Secretary (East) in the MEA Preeti Saran said in her career as Indian Foreign Service office spanning 35 years, she has been able to vote only once.

EC flags poor response to enrolling service voters posted abroad
Pic Courtesy: PTI

New Delhi: The Election Commission on Wednesday flagged the "very poor" response of the Ministry of External Affairs in enlisting its employees serving abroad as service voters even as it asked various organisations to walk an extra mile in enrolling their personnel in the electoral rolls.

Chief Election Commissioner A K Joti told the representative of the MEA at a seminar on enrolling service voters that "yours is an easier job, but the response is very poor, because hardly anybody is able to vote".

Earlier, addressing the gathering, the CEC said his interaction with embassy officials in Romania and the meetings his officials had with mission staff in Washington DC and New York had revealed that not many MEA employees posted abroad have been able to cast their vote in elections here.

Defence Secretary Sanjay Mitra, representatives from the home and the external affairs ministries, besides officers from the armed forces and central armed police forces were present.

Secretary (East) in the MEA Preeti Saran said in her career as Indian Foreign Service office spanning 35 years, she has been able to vote only once.

She said a record number of officers in 183 Indian missions abroad have been appointed to enrol Indian employees as service voters.

According to Deputy EC Sandeep Saxena, out of 29 lakh people eligible to be enlisted as service voters, 14.5 lakh have been enrolled this year.

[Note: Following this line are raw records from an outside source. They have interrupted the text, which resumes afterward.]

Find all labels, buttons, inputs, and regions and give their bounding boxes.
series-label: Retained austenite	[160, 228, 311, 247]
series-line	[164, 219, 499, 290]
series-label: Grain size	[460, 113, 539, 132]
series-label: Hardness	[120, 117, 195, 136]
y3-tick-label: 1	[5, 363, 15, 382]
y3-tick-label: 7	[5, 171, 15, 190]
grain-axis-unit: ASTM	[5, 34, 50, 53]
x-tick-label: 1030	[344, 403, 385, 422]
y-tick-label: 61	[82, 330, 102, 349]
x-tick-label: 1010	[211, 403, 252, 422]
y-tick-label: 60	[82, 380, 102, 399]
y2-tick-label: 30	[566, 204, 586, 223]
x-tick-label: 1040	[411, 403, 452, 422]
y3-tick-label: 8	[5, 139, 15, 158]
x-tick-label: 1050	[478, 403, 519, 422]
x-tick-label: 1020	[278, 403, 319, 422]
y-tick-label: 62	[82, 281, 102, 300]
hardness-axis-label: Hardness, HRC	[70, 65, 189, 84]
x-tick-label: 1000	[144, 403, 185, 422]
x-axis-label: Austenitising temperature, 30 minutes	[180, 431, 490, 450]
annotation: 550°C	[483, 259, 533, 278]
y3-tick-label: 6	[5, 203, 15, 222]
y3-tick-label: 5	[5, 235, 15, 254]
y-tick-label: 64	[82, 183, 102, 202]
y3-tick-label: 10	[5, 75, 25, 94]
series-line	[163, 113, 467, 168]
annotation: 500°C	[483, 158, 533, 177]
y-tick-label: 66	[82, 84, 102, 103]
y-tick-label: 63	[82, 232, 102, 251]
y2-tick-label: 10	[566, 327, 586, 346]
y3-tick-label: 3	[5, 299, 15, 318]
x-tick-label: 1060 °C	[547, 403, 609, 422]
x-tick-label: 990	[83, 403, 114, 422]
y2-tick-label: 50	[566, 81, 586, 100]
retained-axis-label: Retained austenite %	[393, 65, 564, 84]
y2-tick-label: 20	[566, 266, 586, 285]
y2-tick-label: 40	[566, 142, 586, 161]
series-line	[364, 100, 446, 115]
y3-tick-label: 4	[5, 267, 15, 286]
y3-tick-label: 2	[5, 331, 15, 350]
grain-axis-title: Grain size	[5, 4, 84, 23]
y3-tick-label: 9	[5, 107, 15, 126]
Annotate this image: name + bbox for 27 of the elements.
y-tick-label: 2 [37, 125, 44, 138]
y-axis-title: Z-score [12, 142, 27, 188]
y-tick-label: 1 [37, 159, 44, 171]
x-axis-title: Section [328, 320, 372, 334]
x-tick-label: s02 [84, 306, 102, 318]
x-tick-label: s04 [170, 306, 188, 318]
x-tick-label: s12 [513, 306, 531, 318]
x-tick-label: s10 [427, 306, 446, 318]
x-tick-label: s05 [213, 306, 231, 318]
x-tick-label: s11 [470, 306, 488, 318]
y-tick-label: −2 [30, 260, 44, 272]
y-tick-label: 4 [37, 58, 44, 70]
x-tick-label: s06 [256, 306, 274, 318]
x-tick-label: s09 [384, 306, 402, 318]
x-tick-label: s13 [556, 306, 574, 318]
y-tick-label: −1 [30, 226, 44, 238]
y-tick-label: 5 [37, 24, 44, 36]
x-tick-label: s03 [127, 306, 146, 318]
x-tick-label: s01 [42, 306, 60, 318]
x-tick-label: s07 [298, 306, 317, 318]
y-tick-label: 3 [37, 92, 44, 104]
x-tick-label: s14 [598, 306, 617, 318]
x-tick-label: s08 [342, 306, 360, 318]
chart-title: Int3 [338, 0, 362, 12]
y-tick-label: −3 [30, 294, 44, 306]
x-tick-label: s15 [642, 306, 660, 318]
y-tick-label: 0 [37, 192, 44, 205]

To wipe out the names of retired and deceased personnel from the list of service voters, the EC has initiated an exercise to register such voters afresh in the electoral rolls of all Lok Sabha and assembly constituencies.

Joti said at a time when the country is following the dream of digital India, enrolling 30 lakh people as service voters should not be a difficult task.

He said that with the use of latest information, communication and technology (ICT) tools, the Commission was able to remove one crore "errors" from electoral rolls, clean up 35 lakh "duplicate" entries and issue voter I-cards to 99 per cent of the total Indian electorate.

He said the inclusion of service voters in the electoral rolls becomes all the more important as the number of voters has risen from 83 crore in 2014 to 86.86 crore now.